Dinsdag 27 december werd in de Tilburgse Paradox een punt gezet achter de 19de editie van het Stranger Than Paranoia festival, met drie concerten waarvan de muzikale raakpunten soms ver te zoeken waren.

Of hij het zijn publiek niet erg lastig maakt door steeds van die uiterst gevarieerde concertavonden samen te stellen? Paul van Kemenade, programmator en organisator van Stranger Than Paranoia,  vond van niet. Integendeel, want volgens Van Kemenade komt het publiek net voor die verrassingen. Zoals wel vaker in deze materie kreeg de saxofonist gelijk: met meer dan 150 bezoekers zat en bleef Paradox aardig vol gedurende de drie concerten.

Een mens moet het natuurlijk niet te ver drijven en dus werd het de meest veeleisende band vooraan geplaatst. Veeleisend voor het publiek, want het Estse Free Tallinn Trio kwam niet af met een rugzak vol composities of songs. Zangeres Anne-Liis Poll, pianist Anto Pett en gitarist Jaak Sooäär zweren bij vrije improvisatie: geen afspraken en zelfs geen noemenswaardige oefensessies.

Misschien hebben de drie dat in het geheel ook niet nodig, want de manier waarop ze in Paradox communiceerden was, net als op hun laatste cd ‘A Tale’ (Leo Records, 2009), bij momenten verbluffend. De kleinste hint van een van hen is voldoende om de neuzen in dezelfde richting te krijgen. Een ritmische figuur, een melodische beweging, een kleur in het geluid of een sfeer, alles kan als richtingaanwijzer dienen.

Sooäär en Pett zetten de set in of beter, waaiden binnen met een ijle en vluchtige sound waarna de constante gedaanteverandering van de klank in beweging gezet werd. Grote contrasten werden met gemak gerealiseerd, maar verstoorden nooit de continuïteit. Elke volgende stap, hoe verschillend ook, volgde steeds vanzelfsprekend uit de vorige.

Anne-Liis Poll (foto: Cees van de Ven)
Anne-Liis Poll (foto: Cees van de Ven)
Pett kon feeëriek ronddartelen, maar evengoed als een bezeten romanticus in de laagte rommelen en beuken. Hij maakte sporadisch gebruik van inside piano technieken, maar bleek vooral op het klavier heel sterk. Dankzij een goed ontwikkelde techniek kon hij moeiteloos inspelen op zijn collega’s of ze mee sturen. Zijn voorkeur voor atonaliteit resulteerde bij momenten in onversneden dissonantie, maar hield de muziek bovenal weg uit gemakkelijk vaarwater.

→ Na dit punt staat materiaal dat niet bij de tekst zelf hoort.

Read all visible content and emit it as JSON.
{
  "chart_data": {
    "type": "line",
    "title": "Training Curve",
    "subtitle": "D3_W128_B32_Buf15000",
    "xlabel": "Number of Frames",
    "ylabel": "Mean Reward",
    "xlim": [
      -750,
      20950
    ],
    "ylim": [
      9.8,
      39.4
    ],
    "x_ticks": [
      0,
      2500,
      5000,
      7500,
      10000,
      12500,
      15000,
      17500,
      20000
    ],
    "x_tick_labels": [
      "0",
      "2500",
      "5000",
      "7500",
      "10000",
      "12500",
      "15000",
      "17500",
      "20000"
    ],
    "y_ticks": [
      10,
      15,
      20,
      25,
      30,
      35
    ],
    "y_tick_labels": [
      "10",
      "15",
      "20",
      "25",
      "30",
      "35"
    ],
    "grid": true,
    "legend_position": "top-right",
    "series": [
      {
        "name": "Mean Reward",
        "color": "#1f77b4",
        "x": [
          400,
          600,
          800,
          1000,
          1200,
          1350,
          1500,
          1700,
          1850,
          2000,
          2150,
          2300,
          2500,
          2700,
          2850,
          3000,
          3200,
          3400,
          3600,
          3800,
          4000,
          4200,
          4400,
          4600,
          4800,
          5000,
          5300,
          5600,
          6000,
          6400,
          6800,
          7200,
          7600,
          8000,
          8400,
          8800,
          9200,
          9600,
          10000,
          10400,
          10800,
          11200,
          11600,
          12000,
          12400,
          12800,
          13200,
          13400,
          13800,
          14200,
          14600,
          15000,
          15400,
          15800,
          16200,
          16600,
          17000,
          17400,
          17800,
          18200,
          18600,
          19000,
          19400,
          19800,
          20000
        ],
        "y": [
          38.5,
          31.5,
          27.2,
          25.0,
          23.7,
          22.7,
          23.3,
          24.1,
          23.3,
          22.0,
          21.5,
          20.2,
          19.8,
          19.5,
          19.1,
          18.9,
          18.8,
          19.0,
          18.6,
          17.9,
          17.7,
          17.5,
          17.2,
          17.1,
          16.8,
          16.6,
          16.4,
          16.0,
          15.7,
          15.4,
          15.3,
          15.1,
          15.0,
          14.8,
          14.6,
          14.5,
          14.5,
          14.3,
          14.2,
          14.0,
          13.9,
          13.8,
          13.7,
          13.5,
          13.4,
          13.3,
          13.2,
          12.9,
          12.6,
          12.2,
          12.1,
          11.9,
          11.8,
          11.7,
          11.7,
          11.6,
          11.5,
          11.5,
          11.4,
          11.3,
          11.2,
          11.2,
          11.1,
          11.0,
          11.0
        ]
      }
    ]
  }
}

Dezelfde kwaliteiten waren terug te horen bij de stemkunst van Poll. In een zelf verzonnen taaltje dat het midden hield tussen modern Russisch en klassiek Chinees leek ze hele mono- en dialogen te brengen, waarbij ze zelf alle rollen op zich nam. Door bliksemsnel te wisselen van stemgeluid, dynamiek en register (met de bijbehorende mimiek) voerde ze in haar eentje hele theaterstukken op zonder zich af te sluiten van haar collega’s. Nu eens cartoonesk, dan weer met een opera-achtige precisie en helderheid bestreek ze een heel vocaal spectrum dat ze bovendien ook echt beheerste en naar haar hand zette.

De kleine percussie-instrumenten (houten ratels en rammelaars) die ze in haar vocale bijdrages integreerde, misten hun effect niet. Vaak zacht en spaarzaam wist ze de “kleine” geluiden perfect te plaatsen in het geheel, waardoor de anders zo onverschillig en onbenullig aandoende klanken een verrijking vormden voor het totaalgeluid.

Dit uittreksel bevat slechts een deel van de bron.